There are two different leader election implementations to choose from, each with its own tradeoff.

  • Leader-for-life: The leader pod only gives up leadership (via garbage collection) when it is deleted. This implementation precludes the possibility of 2 instances mistakenly running as leaders (split brain). However, this method can be subject to a delay in electing a new leader. For instance when the leader pod is on an unresponsive or partitioned node, the pod-eviction-timeout dictates how long it takes for the leader pod to be deleted from the node and step down (default 5m).
  • Leader-with-lease: The leader pod periodically renews the leader lease and gives up leadership when it can’t renew the lease. This implementation allows for a faster transition to a new leader when the existing leader is isolated, but there is a possibility of split brain in certain situations.

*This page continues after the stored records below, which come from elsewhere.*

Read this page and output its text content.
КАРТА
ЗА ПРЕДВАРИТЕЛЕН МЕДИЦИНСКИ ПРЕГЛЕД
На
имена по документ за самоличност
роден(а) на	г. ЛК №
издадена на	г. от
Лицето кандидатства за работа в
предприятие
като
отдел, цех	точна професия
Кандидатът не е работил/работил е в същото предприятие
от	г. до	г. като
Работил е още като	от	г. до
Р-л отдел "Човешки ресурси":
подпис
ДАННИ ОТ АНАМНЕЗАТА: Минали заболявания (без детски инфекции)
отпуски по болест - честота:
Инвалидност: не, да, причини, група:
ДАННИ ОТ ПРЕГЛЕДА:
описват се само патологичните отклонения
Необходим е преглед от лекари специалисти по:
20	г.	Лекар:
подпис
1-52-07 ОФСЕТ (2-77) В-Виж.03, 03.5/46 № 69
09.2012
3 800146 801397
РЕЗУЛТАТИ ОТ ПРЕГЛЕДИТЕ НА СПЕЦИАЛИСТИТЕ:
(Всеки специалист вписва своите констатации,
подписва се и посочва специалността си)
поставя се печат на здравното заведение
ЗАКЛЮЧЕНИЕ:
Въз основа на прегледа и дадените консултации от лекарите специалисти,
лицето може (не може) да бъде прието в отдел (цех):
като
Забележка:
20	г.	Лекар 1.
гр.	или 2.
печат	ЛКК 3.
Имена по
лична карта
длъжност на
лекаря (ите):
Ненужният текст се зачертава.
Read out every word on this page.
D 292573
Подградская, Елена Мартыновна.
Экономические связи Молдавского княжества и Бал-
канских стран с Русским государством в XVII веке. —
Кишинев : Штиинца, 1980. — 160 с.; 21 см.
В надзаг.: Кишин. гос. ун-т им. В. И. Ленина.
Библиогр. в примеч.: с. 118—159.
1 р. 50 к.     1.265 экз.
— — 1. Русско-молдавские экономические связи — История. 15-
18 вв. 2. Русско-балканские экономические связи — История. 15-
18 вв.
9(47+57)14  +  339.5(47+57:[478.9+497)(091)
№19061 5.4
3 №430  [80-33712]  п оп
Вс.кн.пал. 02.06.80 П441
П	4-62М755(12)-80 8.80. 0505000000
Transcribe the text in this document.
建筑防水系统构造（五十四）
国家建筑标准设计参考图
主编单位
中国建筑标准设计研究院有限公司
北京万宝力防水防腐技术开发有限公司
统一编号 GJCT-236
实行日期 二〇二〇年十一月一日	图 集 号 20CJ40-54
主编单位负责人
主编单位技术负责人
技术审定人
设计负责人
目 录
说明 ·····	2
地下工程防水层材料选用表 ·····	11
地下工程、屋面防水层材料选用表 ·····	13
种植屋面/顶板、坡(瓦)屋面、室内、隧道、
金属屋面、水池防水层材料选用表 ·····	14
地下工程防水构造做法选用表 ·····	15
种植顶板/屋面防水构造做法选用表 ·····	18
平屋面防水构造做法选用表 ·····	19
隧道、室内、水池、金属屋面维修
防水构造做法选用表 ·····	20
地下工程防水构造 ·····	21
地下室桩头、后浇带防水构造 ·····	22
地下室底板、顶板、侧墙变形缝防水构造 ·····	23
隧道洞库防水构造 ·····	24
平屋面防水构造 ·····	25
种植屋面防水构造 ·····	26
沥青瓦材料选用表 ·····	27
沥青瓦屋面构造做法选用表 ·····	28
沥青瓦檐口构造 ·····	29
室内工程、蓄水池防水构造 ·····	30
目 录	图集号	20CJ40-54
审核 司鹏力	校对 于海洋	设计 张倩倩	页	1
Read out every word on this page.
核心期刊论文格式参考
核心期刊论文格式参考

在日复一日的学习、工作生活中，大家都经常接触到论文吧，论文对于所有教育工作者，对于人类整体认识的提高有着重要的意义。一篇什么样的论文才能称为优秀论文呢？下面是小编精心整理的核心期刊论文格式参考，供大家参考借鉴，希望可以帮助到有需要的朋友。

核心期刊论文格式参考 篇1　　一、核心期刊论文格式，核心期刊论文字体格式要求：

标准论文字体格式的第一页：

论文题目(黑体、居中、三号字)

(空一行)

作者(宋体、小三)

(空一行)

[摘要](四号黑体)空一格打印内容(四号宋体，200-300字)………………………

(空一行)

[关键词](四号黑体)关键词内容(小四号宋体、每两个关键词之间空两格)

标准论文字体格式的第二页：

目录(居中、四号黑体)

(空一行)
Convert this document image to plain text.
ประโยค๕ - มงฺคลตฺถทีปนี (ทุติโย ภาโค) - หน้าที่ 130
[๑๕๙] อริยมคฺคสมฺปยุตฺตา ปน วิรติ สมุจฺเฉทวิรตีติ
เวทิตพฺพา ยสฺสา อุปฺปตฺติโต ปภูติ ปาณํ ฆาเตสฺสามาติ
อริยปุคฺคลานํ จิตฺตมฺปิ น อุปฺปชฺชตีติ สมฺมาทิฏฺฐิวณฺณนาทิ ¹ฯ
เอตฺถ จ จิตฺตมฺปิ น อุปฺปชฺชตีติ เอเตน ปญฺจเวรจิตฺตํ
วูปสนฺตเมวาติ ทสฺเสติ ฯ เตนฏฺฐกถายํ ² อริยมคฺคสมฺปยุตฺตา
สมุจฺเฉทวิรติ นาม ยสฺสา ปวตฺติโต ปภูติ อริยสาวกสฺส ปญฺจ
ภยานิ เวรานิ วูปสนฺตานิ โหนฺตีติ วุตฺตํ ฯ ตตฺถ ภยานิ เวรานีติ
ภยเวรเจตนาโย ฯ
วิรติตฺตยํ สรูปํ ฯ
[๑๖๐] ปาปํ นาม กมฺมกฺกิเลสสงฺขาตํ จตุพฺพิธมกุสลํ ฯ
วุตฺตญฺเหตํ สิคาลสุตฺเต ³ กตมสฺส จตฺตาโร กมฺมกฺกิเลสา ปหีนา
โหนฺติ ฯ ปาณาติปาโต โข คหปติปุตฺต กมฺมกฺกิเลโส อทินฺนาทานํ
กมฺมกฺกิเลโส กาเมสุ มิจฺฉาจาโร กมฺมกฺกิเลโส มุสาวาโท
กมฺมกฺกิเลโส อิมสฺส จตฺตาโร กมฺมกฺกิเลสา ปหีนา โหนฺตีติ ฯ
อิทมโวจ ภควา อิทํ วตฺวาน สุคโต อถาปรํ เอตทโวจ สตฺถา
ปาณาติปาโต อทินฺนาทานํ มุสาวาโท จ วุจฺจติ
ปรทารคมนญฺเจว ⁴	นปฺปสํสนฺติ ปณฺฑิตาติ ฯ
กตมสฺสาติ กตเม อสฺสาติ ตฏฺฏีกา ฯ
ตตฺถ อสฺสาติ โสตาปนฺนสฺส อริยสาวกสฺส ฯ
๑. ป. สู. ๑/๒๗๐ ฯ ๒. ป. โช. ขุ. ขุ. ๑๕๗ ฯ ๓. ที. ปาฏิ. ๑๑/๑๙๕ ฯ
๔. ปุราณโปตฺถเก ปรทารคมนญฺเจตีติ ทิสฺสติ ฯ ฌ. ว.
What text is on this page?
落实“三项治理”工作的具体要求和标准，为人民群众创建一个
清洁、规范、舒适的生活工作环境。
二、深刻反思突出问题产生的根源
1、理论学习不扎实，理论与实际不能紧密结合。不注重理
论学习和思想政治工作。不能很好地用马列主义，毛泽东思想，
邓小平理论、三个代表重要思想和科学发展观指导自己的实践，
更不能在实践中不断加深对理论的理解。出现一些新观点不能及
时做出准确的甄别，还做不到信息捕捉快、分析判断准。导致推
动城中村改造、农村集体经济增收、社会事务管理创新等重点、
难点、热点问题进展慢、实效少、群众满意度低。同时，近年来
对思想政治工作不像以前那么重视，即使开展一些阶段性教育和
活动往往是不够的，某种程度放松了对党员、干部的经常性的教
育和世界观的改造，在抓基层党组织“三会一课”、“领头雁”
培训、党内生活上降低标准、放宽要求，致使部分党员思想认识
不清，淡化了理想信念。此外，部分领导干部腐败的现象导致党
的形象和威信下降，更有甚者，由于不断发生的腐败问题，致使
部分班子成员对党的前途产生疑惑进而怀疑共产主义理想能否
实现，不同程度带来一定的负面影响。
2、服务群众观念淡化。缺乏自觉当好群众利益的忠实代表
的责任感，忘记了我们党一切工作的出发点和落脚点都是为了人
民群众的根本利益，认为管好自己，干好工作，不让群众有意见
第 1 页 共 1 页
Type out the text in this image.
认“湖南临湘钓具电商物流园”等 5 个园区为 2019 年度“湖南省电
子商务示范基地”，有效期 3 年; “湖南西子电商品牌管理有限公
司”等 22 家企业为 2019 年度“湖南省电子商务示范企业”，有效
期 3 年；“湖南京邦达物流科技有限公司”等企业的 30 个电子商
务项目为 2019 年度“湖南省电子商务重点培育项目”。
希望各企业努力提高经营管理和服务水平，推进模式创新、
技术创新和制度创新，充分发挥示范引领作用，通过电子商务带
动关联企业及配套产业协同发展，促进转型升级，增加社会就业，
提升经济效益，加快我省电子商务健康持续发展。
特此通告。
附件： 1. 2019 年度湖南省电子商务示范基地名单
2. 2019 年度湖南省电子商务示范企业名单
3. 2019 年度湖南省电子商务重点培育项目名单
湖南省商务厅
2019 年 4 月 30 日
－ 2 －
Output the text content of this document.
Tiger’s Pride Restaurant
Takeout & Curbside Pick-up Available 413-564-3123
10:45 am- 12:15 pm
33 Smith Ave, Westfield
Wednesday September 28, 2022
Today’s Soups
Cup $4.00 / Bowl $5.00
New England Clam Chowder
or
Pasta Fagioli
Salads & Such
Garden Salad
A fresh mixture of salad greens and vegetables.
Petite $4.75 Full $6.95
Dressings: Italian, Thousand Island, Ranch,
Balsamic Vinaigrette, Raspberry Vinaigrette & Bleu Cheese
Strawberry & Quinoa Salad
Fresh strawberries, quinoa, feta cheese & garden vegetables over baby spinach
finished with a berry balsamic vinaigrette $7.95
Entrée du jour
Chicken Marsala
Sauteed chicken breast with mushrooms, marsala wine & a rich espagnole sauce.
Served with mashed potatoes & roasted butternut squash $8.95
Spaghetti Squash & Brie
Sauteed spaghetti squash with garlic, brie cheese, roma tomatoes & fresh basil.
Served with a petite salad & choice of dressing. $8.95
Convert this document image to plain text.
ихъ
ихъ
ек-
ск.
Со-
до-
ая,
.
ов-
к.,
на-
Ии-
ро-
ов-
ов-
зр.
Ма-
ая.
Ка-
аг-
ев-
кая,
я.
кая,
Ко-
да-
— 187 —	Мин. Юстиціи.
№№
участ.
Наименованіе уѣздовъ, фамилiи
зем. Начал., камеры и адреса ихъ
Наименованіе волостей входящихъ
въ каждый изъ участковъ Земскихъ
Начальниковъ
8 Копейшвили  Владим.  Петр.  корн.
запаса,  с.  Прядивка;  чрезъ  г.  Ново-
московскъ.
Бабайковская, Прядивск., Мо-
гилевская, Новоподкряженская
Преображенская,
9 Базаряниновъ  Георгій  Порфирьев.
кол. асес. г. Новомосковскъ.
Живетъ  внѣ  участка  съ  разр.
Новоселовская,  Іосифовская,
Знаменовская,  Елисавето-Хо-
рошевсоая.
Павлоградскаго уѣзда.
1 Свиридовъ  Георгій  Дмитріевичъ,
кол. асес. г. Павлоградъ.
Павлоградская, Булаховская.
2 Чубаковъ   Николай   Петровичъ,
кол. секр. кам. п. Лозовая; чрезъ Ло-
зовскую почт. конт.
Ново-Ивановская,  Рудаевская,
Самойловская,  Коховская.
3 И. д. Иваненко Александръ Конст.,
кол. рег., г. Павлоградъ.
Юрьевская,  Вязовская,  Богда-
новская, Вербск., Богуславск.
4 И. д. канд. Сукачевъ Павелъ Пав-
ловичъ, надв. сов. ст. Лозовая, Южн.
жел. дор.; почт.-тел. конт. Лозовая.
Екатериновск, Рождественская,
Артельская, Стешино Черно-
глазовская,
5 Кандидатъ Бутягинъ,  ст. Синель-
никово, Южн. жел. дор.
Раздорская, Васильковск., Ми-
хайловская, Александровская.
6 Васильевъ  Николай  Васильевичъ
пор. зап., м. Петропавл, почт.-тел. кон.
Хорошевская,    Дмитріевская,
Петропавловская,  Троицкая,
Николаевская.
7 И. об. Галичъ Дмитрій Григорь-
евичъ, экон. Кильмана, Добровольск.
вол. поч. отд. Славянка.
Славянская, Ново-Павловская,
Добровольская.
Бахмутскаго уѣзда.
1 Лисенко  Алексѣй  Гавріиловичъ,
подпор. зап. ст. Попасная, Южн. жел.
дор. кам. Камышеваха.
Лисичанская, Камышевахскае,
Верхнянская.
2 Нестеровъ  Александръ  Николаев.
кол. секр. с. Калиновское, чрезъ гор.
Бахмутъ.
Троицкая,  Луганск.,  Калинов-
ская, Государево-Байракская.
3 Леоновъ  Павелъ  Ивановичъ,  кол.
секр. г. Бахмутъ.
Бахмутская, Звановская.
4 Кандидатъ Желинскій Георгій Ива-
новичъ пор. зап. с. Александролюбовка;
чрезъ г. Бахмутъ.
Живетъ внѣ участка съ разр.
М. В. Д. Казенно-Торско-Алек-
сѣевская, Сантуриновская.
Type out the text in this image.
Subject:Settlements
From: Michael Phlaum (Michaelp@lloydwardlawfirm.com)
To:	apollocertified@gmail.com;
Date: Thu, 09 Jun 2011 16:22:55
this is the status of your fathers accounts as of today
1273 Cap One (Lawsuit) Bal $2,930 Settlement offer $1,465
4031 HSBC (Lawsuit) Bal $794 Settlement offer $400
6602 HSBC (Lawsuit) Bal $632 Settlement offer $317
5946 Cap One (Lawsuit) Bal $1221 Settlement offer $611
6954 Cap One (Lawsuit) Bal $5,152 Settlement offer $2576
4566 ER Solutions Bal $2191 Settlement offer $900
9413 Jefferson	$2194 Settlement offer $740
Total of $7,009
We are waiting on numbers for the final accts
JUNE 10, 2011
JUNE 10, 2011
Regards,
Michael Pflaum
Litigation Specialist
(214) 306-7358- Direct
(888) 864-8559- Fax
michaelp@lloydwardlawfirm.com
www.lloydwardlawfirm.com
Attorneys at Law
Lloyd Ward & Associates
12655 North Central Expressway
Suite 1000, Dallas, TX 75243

By default the SDK enables the leader-for-life implementation. However you should consult the docs above for both approaches to consider the tradeoffs that make sense for your use case.

The following examples illustrate how to use the two options:

Leader for life

A call to leader.Become() will block the operator as it retries until it can become the leader by creating the configmap named memcached-operator-lock.

import (
  ...
  "github.com/operator-framework/operator-sdk/pkg/leader"
)

func main() {
  ...
  err = leader.Become(context.TODO(), "memcached-operator-lock")
  if err != nil {
    log.Error(err, "Failed to retry for leader lock")
    os.Exit(1)
  }
  ...
}

If the operator is not running inside a cluster leader.Become() will simply return without error to skip the leader election since it can’t detect the operator’s namespace.

Leader with lease

The leader-with-lease approach can be enabled via the Manager Options for leader election.

import (
  ...
  "sigs.k8s.io/controller-runtime/pkg/manager"
)

func main() {
  ...
  opts := manager.Options{
    ...
    LeaderElection: true,
    LeaderElectionID: "memcached-operator-lock"
  }
  mgr, err := manager.New(cfg, opts)
  ...
}

When the operator is not running in a cluster, the Manager will return an error on starting since it can’t detect the operator’s namespace in order to create the configmap for leader election. You can override this namespace by setting the Manager’s LeaderElectionNamespace option.